Email at Work

by Barbara Buffton

Security and legal issues

Many copies of emails exist – on your computer’s hard drive, on your server, on the back-up tapes, on the recipient’s computer, on their server and so on. We have no control over who sees our emails or what the recipient does with a message. It is therefore vital to ensure that your employees know about the risks and legalities involved in sending emails. This awareness could help protect your organisation from costly lawsuits.


In the UK, if your business is a private limited company (Ltd) or public limited company (PLC) or a Limited Liability Partnership (LLP), the Companies Act 2006 requires that your letterhead, order forms and all business emails include the following details in legible characters:

  • Your company name
  • Your company registration number
  • Your place of registration (such as Scotland or England and Wales)
  • Your registered office address – this may be different to the office that you trade from.

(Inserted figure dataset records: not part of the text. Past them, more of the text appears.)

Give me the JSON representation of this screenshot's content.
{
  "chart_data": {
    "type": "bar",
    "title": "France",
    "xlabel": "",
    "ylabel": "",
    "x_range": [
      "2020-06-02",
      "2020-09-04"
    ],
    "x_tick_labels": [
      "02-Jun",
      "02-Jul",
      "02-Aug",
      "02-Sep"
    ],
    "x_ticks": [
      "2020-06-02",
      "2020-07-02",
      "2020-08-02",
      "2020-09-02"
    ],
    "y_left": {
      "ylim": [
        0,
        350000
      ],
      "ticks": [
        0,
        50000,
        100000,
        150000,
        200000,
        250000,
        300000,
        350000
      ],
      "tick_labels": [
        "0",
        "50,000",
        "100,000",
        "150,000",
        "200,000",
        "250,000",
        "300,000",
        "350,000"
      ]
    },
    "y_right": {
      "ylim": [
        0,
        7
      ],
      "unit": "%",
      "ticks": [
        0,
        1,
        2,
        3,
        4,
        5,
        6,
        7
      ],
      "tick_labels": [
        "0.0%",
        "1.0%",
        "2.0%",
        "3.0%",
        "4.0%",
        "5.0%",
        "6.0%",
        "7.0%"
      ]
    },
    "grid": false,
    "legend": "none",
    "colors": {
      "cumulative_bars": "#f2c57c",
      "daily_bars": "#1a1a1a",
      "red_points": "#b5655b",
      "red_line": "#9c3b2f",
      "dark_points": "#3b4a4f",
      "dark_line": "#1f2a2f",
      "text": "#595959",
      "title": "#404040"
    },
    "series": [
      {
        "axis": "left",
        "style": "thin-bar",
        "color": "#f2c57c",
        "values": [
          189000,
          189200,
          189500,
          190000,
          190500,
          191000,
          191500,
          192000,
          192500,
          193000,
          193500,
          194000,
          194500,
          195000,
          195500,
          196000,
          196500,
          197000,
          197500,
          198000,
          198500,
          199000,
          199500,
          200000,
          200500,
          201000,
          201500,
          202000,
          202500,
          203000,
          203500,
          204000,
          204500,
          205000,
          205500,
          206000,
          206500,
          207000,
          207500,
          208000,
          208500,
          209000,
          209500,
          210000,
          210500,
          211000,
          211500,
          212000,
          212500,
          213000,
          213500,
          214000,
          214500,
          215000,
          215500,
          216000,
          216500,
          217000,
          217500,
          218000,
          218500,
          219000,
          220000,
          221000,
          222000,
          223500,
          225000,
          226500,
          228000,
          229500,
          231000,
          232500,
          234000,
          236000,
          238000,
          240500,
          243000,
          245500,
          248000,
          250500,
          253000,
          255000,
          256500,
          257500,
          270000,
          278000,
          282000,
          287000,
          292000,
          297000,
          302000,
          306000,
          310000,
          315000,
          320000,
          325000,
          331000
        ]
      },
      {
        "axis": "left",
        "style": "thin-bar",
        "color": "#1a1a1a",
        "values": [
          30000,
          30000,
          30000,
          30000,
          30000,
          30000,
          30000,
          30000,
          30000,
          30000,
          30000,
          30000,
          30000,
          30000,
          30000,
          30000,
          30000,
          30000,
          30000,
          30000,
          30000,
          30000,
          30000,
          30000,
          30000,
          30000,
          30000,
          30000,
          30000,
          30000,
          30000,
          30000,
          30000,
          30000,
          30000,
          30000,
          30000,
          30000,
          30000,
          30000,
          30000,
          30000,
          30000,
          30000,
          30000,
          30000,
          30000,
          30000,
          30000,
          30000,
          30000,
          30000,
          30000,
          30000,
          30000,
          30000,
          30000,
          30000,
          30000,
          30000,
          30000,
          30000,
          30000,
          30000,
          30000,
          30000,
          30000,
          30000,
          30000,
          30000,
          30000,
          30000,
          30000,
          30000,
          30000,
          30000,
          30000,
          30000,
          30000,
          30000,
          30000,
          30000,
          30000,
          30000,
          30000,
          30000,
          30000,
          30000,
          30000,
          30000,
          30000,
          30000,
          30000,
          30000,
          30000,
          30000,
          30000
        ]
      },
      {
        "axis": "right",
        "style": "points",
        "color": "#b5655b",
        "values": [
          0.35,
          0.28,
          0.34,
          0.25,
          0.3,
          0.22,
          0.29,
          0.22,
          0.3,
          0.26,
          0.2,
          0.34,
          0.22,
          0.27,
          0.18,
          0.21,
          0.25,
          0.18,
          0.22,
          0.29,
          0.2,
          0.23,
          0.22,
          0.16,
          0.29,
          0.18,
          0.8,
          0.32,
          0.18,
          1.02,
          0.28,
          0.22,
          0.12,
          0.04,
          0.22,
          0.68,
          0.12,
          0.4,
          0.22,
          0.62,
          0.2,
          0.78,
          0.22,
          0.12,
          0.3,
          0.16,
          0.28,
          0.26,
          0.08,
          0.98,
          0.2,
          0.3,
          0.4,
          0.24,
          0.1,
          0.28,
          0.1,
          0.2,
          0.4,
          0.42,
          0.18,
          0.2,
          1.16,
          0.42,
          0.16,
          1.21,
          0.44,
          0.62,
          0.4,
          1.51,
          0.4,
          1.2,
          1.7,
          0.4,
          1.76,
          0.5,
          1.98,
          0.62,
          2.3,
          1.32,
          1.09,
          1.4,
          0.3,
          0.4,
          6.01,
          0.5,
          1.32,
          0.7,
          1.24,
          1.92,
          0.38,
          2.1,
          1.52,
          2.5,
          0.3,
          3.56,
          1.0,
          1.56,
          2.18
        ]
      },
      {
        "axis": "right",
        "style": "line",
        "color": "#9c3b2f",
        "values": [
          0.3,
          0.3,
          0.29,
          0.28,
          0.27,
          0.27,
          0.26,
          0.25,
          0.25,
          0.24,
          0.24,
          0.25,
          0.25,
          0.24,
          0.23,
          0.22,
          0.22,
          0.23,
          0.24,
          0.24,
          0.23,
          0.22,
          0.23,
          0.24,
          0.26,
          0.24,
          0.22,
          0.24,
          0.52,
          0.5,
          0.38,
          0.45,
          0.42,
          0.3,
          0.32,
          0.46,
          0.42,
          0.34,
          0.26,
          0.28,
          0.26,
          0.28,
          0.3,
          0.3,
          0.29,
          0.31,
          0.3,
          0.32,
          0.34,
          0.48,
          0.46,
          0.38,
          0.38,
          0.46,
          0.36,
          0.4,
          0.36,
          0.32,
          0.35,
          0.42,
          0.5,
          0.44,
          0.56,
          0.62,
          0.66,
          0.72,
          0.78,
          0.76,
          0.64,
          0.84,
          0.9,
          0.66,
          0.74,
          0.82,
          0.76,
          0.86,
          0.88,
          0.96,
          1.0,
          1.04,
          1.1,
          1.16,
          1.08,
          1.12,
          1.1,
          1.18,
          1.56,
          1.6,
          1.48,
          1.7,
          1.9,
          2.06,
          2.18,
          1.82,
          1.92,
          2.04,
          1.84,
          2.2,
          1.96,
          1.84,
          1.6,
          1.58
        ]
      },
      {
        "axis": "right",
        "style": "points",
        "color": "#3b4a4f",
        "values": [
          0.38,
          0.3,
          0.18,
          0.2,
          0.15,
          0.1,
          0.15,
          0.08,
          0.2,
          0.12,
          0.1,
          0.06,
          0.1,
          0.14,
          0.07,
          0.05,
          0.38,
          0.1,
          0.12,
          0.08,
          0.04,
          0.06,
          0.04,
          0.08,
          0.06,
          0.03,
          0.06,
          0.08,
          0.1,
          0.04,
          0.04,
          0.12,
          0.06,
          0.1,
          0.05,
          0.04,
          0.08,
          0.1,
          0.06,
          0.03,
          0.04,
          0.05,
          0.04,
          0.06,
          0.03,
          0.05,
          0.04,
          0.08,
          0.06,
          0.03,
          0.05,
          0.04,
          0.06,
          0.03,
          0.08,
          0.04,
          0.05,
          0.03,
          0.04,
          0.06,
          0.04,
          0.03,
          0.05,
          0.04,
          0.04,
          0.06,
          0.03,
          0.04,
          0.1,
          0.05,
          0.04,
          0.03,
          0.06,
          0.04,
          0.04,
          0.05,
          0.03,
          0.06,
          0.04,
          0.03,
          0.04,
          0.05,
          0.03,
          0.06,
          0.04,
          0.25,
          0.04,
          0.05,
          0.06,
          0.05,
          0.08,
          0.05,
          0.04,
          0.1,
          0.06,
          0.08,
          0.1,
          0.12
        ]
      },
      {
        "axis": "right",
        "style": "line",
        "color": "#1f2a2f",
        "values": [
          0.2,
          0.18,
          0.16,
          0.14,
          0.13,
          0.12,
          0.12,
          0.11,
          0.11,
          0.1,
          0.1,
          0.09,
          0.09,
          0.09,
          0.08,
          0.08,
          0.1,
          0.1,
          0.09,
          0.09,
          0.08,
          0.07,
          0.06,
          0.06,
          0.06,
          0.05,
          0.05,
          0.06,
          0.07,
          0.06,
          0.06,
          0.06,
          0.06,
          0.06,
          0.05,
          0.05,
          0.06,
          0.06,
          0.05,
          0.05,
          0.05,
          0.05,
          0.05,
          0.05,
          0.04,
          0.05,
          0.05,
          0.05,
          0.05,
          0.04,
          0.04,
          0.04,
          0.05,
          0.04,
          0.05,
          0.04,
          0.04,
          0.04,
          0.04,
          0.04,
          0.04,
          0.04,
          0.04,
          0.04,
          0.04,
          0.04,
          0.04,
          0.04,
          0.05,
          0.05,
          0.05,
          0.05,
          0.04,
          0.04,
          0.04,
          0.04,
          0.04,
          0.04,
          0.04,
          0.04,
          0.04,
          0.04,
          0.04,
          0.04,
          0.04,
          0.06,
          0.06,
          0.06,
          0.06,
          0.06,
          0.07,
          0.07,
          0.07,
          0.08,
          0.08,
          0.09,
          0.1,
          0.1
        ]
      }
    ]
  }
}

Failure to comply with these requirements puts your company at risk of a fine.

Email marketing

The Privacy and Electronic Communications (EC Directive) Regulations 2003 came into force in the UK on 11th December 2003. This applies to all organisations that send out marketing by some form of electronic communication. The legislation affects anyone using email or SMS marketing. Ignoring its key points means you might be liable for a hefty fine.

Stay within the law and ensure that your emails are welcome in people’s inboxes.

  • Go for permission-based marketing – where the receiver has opted to receive your advertising email/newsletter – as much as possible. This way you are only contacting customers who want you to contact them.
  • Make sure you clearly explain what individuals’ details will be used for. For example, explain to individuals why you might use their email address in the future.
  • Have an effective ‘unsubscribe’ mechanism and make it easy for recipients to unsubscribe from future communications, at no cost other than that of sending the message. Many companies provide an unsubscribe option in their emails but then fail to manage the removal process properly. When you receive an opt-out request, suppress the details rather than deleting them. This way you will have a record of who not to contact.

Audit trail

Organisations face numerous difficulties as they try to meet regulatory requirements aimed at ensuring their email communications can be audited. They also need to be able to retrieve archived messages when necessary.

Most firms have policies, such as an ‘Electronic documents and records management policy’, so that employees know what they should be doing. Your organisation’s policy will almost certainly include a directive to carry out daily, month-end and year-end backups so that data can be retrieved and dates verified when needed.


Does your organisation have a policy regarding emails? Do you know what it says? If it does have one and you don’t know about it, you risk breaching confidentiality rules and the security of organisation data. Start asking questions now!